Hospitals vary widely in when they refer babies to pediatricians
The protocols on which Dutch hospitals decide whether or not to refer a newborn baby to a pediatrician vary widely, obstetrician Bahraeh Goodarzi found in her dissertation on risk selection in maternity care. “Depending on where you live, your newborn may or may not be referred to a pediatrician,” Goodarzi said to NRC. “That’s crazy. You expect the best care everywhere, based on scientific evidence.”
Previous studies revealed significant differences in the number of newborn referrals to pediatricians. Some hospitals refer 5 percent of babies, others as many as 62 percent. The outcomes are no better in the hospitals that refer more babies to pediatricians - no fewer babies die, and babies do not become less ill.
That suggests babies are getting too much care in some hospitals and too little in others, Goodarzi said. Therefore, she and her colleagues at Amsterdam UMC asked the other Dutch hospitals to share their protocols for different indications - babies with very high or low birth weight, babies who defecated in the amniotic fluid, and babies born with forceps delivery, vacuum delivery, or cesarean section. Eighty-eight obstetrics and pediatrics departments submitted a total of 420 protocols.

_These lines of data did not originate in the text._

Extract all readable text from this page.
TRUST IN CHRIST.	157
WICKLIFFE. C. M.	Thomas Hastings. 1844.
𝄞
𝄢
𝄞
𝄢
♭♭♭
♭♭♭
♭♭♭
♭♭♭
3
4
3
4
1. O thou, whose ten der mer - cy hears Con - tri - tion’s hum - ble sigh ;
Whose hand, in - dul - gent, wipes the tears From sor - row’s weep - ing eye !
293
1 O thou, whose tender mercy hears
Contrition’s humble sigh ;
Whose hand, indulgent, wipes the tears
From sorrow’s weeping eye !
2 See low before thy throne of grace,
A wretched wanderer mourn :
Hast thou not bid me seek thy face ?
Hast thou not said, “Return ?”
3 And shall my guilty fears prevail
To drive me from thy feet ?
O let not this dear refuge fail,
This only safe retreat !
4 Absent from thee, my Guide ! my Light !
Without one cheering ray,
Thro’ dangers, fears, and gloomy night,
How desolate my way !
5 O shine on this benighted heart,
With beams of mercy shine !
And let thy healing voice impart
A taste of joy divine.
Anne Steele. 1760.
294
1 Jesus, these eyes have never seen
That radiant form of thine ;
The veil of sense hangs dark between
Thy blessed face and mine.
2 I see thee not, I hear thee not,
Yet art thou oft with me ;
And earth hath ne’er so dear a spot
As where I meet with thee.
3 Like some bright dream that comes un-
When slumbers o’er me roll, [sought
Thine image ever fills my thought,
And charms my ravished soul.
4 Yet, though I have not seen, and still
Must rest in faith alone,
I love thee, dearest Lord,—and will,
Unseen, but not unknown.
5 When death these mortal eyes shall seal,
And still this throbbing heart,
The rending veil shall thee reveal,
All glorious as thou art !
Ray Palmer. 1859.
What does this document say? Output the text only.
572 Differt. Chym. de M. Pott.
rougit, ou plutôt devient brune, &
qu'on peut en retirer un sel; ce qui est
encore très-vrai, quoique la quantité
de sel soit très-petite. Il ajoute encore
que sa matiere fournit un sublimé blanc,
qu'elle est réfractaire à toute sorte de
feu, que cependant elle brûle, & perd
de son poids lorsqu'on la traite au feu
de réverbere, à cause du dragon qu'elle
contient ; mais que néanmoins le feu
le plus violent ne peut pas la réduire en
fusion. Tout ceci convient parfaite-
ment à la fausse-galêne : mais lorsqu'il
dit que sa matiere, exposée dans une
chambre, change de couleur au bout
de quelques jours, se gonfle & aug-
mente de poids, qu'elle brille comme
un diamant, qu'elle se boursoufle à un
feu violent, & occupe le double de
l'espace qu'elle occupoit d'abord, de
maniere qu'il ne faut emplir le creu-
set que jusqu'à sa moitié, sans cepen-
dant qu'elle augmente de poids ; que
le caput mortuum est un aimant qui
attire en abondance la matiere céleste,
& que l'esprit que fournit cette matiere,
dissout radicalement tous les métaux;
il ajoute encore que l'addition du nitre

These showed significant differences in protocols. There were even incidences of a single hospital using different protocols - in one hospital, genygcologists’ C-section protocol said that only children with suboptimal health should be referred, while the pediatricians' protocol said that all babies should be seen by them after a C-section.
Goodarzi didn’t look into where the differences came from. “But it could really be all kinds of things. The lack of scientific research, historical differences in vision, agreements that people have made in the past,” she said. “My main recommendation is to make agreements based on evidence, not consensus. And if nothing is known scientifically about what is best, you have to organize consensus nationally, not regionally.”
Goodarzi will get her doctorate at Amsterdam UMC on February 10.